Members must find a part-time job at six months. A portion of their paychecks will go back into the center. They will receive some money to work on their management skills. At nine months they will receive a full-time job. Half of their paycheck amount will go into a personal savings account. All graduates of the program will have housing equipped with furniture, a full-time job, and a savings account.

All of the program’s members’ needs will be taken care of, Foskey said.

“We intend to give them the skills they need to succeed in life. We will introduce them to Jesus, not demand they accept Jesus,” Foskey said.

Continued Foskey, “...If they want an education, then we are going to bridge the gap with Cleveland State. Whatever these women need we will find a way to provide.”
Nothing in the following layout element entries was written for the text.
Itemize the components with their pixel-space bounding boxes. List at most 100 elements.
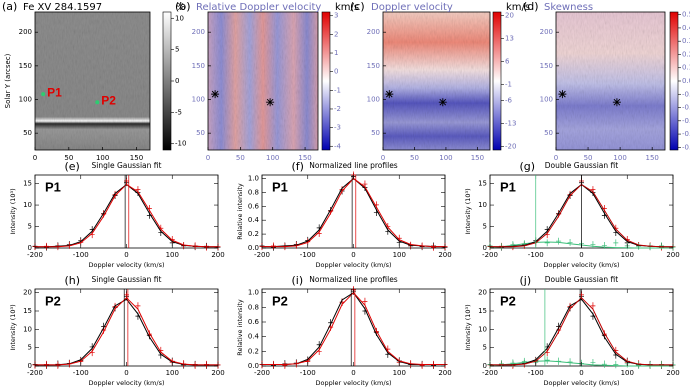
panel-title: Single Gaussian fit xyxy=(92,275,162,284)
y-tick-label: 200 xyxy=(192,28,205,36)
colorbar-label: % xyxy=(176,2,186,13)
x-tick-label: -200 xyxy=(482,251,498,259)
data-point xyxy=(613,346,619,355)
colorbar-tick-label: 0 xyxy=(334,68,338,76)
x-tick-label: 100 xyxy=(621,251,634,259)
x-axis-label: Doppler velocity (km/s) xyxy=(316,261,392,269)
colorbar-tick-label: -0.2 xyxy=(682,104,690,112)
point-marker xyxy=(41,92,46,97)
x-tick-label: 100 xyxy=(266,154,279,162)
point-marker xyxy=(558,90,567,99)
x-tick-label: -200 xyxy=(27,251,43,259)
y-axis-label: Intensity (10³) xyxy=(9,304,17,350)
data-point xyxy=(431,243,437,251)
x-tick-label: -100 xyxy=(300,369,316,377)
y-axis-label: Relative intensity xyxy=(236,299,244,356)
x-tick-label: -100 xyxy=(528,369,544,377)
data-point xyxy=(419,361,425,369)
colorbar-tick-label: -0.4 xyxy=(682,130,690,138)
x-axis-label: Doppler velocity (km/s) xyxy=(544,261,620,269)
x-tick-label: -200 xyxy=(482,369,498,377)
panel-title: Fe XV 284.1597 xyxy=(23,2,102,13)
x-tick-label: 100 xyxy=(166,369,179,377)
y-tick-label: 15 xyxy=(478,307,487,315)
colorbar-tick-label: 0.0 xyxy=(682,77,690,85)
x-tick-label: 200 xyxy=(211,251,224,259)
x-tick-label: 150 xyxy=(298,154,311,162)
y-tick-label: 0.4 xyxy=(248,333,260,341)
data-point xyxy=(601,241,607,249)
colorbar xyxy=(669,11,679,151)
y-tick-label: 50 xyxy=(544,129,553,137)
x-tick-label: 50 xyxy=(236,154,245,162)
fit-curve xyxy=(35,183,218,248)
y-tick-label: 0.0 xyxy=(248,244,259,252)
x-axis-label: Doppler velocity (km/s) xyxy=(89,379,165,387)
frame xyxy=(261,288,446,367)
x-tick-label: 0 xyxy=(351,251,355,259)
y-tick-label: 0 xyxy=(28,362,32,370)
y-tick-label: 15 xyxy=(478,180,487,188)
frame xyxy=(261,174,446,249)
y-tick-label: 100 xyxy=(19,96,32,104)
x-tick-label: 0 xyxy=(124,369,128,377)
panel-label: (j) xyxy=(520,274,532,287)
y-tick-label: 0 xyxy=(28,244,32,252)
panel-title: Relative Doppler velocity xyxy=(196,2,321,13)
y-tick-label: 15 xyxy=(23,307,32,315)
colorbar-tick-label: -1 xyxy=(505,80,512,88)
y-tick-label: 10 xyxy=(23,201,32,209)
data-point xyxy=(282,361,288,369)
x-tick-label: 0 xyxy=(33,154,37,162)
plot xyxy=(32,174,221,251)
data-point xyxy=(544,356,550,364)
colorbar-tick-label: -3 xyxy=(334,124,341,132)
x-tick-label: 100 xyxy=(393,369,406,377)
plot xyxy=(259,171,448,251)
panel-label: (a) xyxy=(2,0,17,13)
panel-title: Normalized line profiles xyxy=(309,275,398,284)
data-point xyxy=(613,239,619,247)
x-tick-label: 100 xyxy=(621,369,634,377)
y-axis-label: Intensity (10³) xyxy=(9,188,17,234)
y-tick-label: 0.0 xyxy=(248,362,259,370)
data-point xyxy=(613,360,619,369)
frame xyxy=(382,11,491,151)
colorbar-tick-label: 1 xyxy=(334,49,338,57)
x-tick-label: 200 xyxy=(438,369,451,377)
data-point xyxy=(270,242,276,250)
y-tick-label: 100 xyxy=(192,96,205,104)
data-point xyxy=(567,358,573,366)
point-marker xyxy=(95,100,100,105)
x-tick-label: -200 xyxy=(27,369,43,377)
y-tick-label: 20 xyxy=(23,289,32,297)
y-tick-label: 1.0 xyxy=(248,289,259,297)
frame xyxy=(34,288,219,367)
data-point xyxy=(567,238,573,246)
colorbar-tick-label: 0 xyxy=(175,77,179,85)
colorbar-tick-label: 0.2 xyxy=(682,50,690,58)
x-tick-label: -200 xyxy=(254,369,270,377)
frame xyxy=(207,11,319,151)
point-annotation: P2 xyxy=(272,293,288,308)
colorbar-tick-label: -13 xyxy=(505,120,516,128)
colorbar xyxy=(162,11,172,151)
data-point xyxy=(544,239,550,247)
panel-label: (e) xyxy=(65,160,80,173)
colorbar-tick-label: -2 xyxy=(334,105,341,113)
data-point xyxy=(158,346,164,355)
y-tick-label: 50 xyxy=(23,129,32,137)
colorbar-tick-label: 13 xyxy=(505,34,514,42)
colorbar-tick-label: 3 xyxy=(334,12,338,20)
x-tick-label: 100 xyxy=(166,251,179,259)
point-marker xyxy=(266,98,275,107)
y-tick-label: 0.8 xyxy=(248,303,259,311)
y-tick-label: 15 xyxy=(23,180,32,188)
data-point xyxy=(590,241,596,248)
y-tick-label: 150 xyxy=(192,62,205,70)
x-tick-label: 200 xyxy=(211,369,224,377)
y-tick-label: 5 xyxy=(483,344,487,352)
x-tick-label: 200 xyxy=(666,251,679,259)
point-annotation: P2 xyxy=(45,293,61,308)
There will be three sleeping rooms at the center. Two bunk beds will be situated in each room. The ideal number for the program is 10 clients at a time with a full-time female and male staff member. Foskey said the male staff will not sleep in the same room as the females. He will be utilized as extra safety for the women.

Before Foskey and her team can help the clients, she said she needs the community’s help to make the center possible.

“They have given us free rent for the first month [until Feb. 25]. This is where I need the help of the community,” Foskey said. “At Heavenly Treasures we do not make a lot of money. Everything goes back into the ministry and pays the bills.”

Foskey is asking for 100 people, 100 churches or a combination of both to pledge a covenant with the center for $100 a month.

“This will guarantee we will be able to operate here and no one coming in here will lack anything they need,” Foskey said.

She asked for skilled laborers, volunteers and donations for everything from books to computer systems and hardwood.

“These computers do not have to be state-of-the-art. If you want to give [newer ones] that is fine, but I will take the dinosaurs,” Foskey said.

She asked people to remember the need in their own backyards.

“Overseas mission work is needed and it is a wonderful thing. When I watch those stories for Feed the Children, and I see those little babies with their bellies out, it makes me cry. It touches my heart,” Foskey said.

“We have a mission field right here. We have people starving to death right here. We have people who do not have homes right here.”

Continued Foskey, “We have mothers and fathers out there who do not know how they are going to feed their children tonight.”

She said the need is all around Cleveland and Bradley County.

“It is the very same thing you see which so breaks our heart and touches us is right here in our own backyard,” Foskey said.